The problem with WebSocket auth

HTTP requests can carry an Authorization: Bearer <token> header. WebSocket connections start as HTTP upgrade requests, so you might expect the same to work. The limitation: the browser’s WebSocket API doesn’t allow setting custom headers.

// This is NOT possible in browser WebSockets
const ws = new WebSocket('wss://api.example.com', {
  headers: { Authorization: 'Bearer my-token' } // doesn't work
});

This forces different authentication patterns for WebSocket connections.

Option 1: token in the URL query string

The simplest approach — include the token in the URL:

const token = getAuthToken();
const ws = new WebSocket(`wss://api.example.com/ws?token=${token}`);

On the server, read it from the upgrade request URL:

const { WebSocketServer } = require('ws');
const url = require('url');
const jwt = require('jsonwebtoken');

const wss = new WebSocketServer({ noServer: true });

server.on('upgrade', (request, socket, head) => {
  const { query } = url.parse(request.url, true);
  const token = query.token;

  try {
    const user = jwt.verify(token, process.env.JWT_SECRET);
    // Attach user to request for later access
    request.user = user;
    wss.handleUpgrade(request, socket, head, ws => {
      wss.emit('connection', ws, request);
    });
  } catch (err) {
    socket.destroy(); // reject the connection
  }
});

Drawback: tokens in URLs appear in server logs, browser history, and web server access logs. This is a real security concern for long-lived tokens. Mitigate with short-lived tokens (30-60 seconds) generated specifically for the WebSocket connection.

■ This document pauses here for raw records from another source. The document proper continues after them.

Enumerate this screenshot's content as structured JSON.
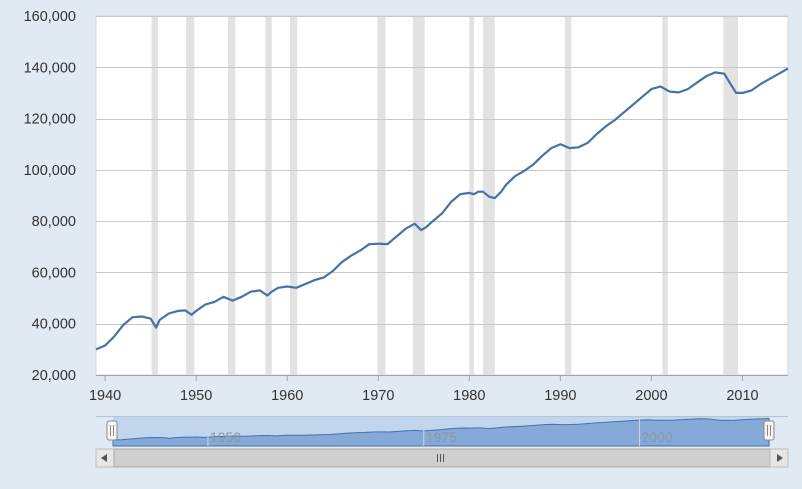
{
  "chart_data": {
    "type": "line",
    "title": "",
    "xlabel": "",
    "ylabel": "",
    "xlim": [
      1939,
      2015
    ],
    "ylim": [
      20000,
      160000
    ],
    "grid": true,
    "y_ticks": [
      20000,
      40000,
      60000,
      80000,
      100000,
      120000,
      140000,
      160000
    ],
    "y_tick_labels": [
      "20,000",
      "40,000",
      "60,000",
      "80,000",
      "100,000",
      "120,000",
      "140,000",
      "160,000"
    ],
    "x_ticks": [
      1940,
      1950,
      1960,
      1970,
      1980,
      1990,
      2000,
      2010
    ],
    "x_tick_labels": [
      "1940",
      "1950",
      "1960",
      "1970",
      "1980",
      "1990",
      "2000",
      "2010"
    ],
    "shaded_periods": [
      [
        1945.1,
        1945.8
      ],
      [
        1948.9,
        1949.8
      ],
      [
        1953.5,
        1954.3
      ],
      [
        1957.6,
        1958.3
      ],
      [
        1960.3,
        1961.1
      ],
      [
        1969.9,
        1970.8
      ],
      [
        1973.8,
        1975.1
      ],
      [
        1980.0,
        1980.5
      ],
      [
        1981.5,
        1982.8
      ],
      [
        1990.5,
        1991.2
      ],
      [
        2001.2,
        2001.8
      ],
      [
        2007.9,
        2009.5
      ]
    ],
    "series": [
      {
        "color": "#4572a7",
        "x": [
          1939,
          1940,
          1941,
          1942,
          1943,
          1944,
          1945,
          1945.6,
          1946,
          1947,
          1948,
          1948.8,
          1949.5,
          1950,
          1951,
          1952,
          1953,
          1954,
          1955,
          1956,
          1957,
          1957.8,
          1958.3,
          1959,
          1960,
          1961,
          1962,
          1963,
          1964,
          1965,
          1966,
          1967,
          1968,
          1969,
          1970,
          1971,
          1972,
          1973,
          1974,
          1974.7,
          1975.2,
          1976,
          1977,
          1978,
          1979,
          1980,
          1980.5,
          1981,
          1981.5,
          1982.2,
          1982.8,
          1983.5,
          1984,
          1985,
          1986,
          1987,
          1988,
          1989,
          1990,
          1991,
          1992,
          1993,
          1994,
          1995,
          1996,
          1997,
          1998,
          1999,
          2000,
          2001,
          2002,
          2003,
          2004,
          2005,
          2006,
          2007,
          2008,
          2008.6,
          2009.3,
          2010,
          2011,
          2012,
          2013,
          2014,
          2015
        ],
        "values": [
          30000,
          31500,
          35000,
          39500,
          42500,
          42800,
          42000,
          38500,
          41500,
          44000,
          45000,
          45200,
          43500,
          45000,
          47500,
          48500,
          50500,
          49000,
          50500,
          52500,
          53000,
          51000,
          52500,
          54000,
          54500,
          54000,
          55500,
          57000,
          58000,
          60500,
          64000,
          66500,
          68500,
          71000,
          71200,
          71000,
          74000,
          77000,
          79000,
          76500,
          77500,
          80000,
          83000,
          87500,
          90500,
          91000,
          90500,
          91500,
          91500,
          89500,
          89000,
          91500,
          94000,
          97500,
          99500,
          102000,
          105500,
          108500,
          110000,
          108500,
          108800,
          110500,
          114000,
          117000,
          119500,
          122500,
          125500,
          128500,
          131500,
          132500,
          130500,
          130200,
          131500,
          134000,
          136500,
          138000,
          137500,
          134000,
          130000,
          130000,
          131000,
          133500,
          135500,
          137500,
          139500
        ]
      }
    ],
    "navigator": {
      "labels": [
        "1950",
        "1975",
        "2000"
      ],
      "label_years": [
        1950,
        1975,
        2000
      ]
    }
  }
}
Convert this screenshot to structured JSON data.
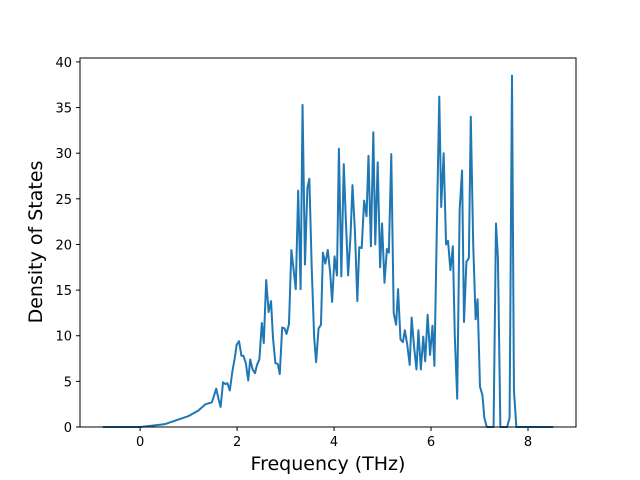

Option 2: first-message authentication

Establish the connection unauthenticated, then require the client to send credentials as the first message. Reject the connection if the first message isn’t valid authentication.

// Client
const ws = new WebSocket('wss://api.example.com/ws');
ws.onopen = () => {
  ws.send(JSON.stringify({ type: 'auth', token: getAuthToken() }));
};
ws.onmessage = (event) => {
  const msg = JSON.parse(event.data);
  if (msg.type === 'auth_ok') {
    // Connection is now authenticated, proceed
    setupMessageHandlers();
  } else if (msg.type === 'auth_fail') {
    ws.close();
  }
};
// Server
wss.on('connection', (ws) => {
  let authenticated = false;
  let authTimeout;

  // Give the client 5 seconds to authenticate
  authTimeout = setTimeout(() => {
    if (!authenticated) {
      ws.close(4001, 'Authentication timeout');
    }
  }, 5000);

  ws.on('message', async (data) => {
    const message = JSON.parse(data);

    if (!authenticated) {
      if (message.type === 'auth') {
        try {
          const user = jwt.verify(message.token, process.env.JWT_SECRET);
          authenticated = true;
          clearTimeout(authTimeout);
          ws.user = user;
          ws.send(JSON.stringify({ type: 'auth_ok', userId: user.id }));
        } catch {
          ws.send(JSON.stringify({ type: 'auth_fail' }));
          ws.close(4001, 'Authentication failed');
        }
      }
      return; // ignore all other messages until authenticated
    }

    handleMessage(ws, message);
  });
});

Advantage: the token never appears in logs. Drawback: slightly more complex, and there’s a brief window where the connection exists but isn’t authenticated.

Option 3: cookies

Cookies are sent automatically with the WebSocket upgrade request — the browser includes them just as it would with a regular HTTP request.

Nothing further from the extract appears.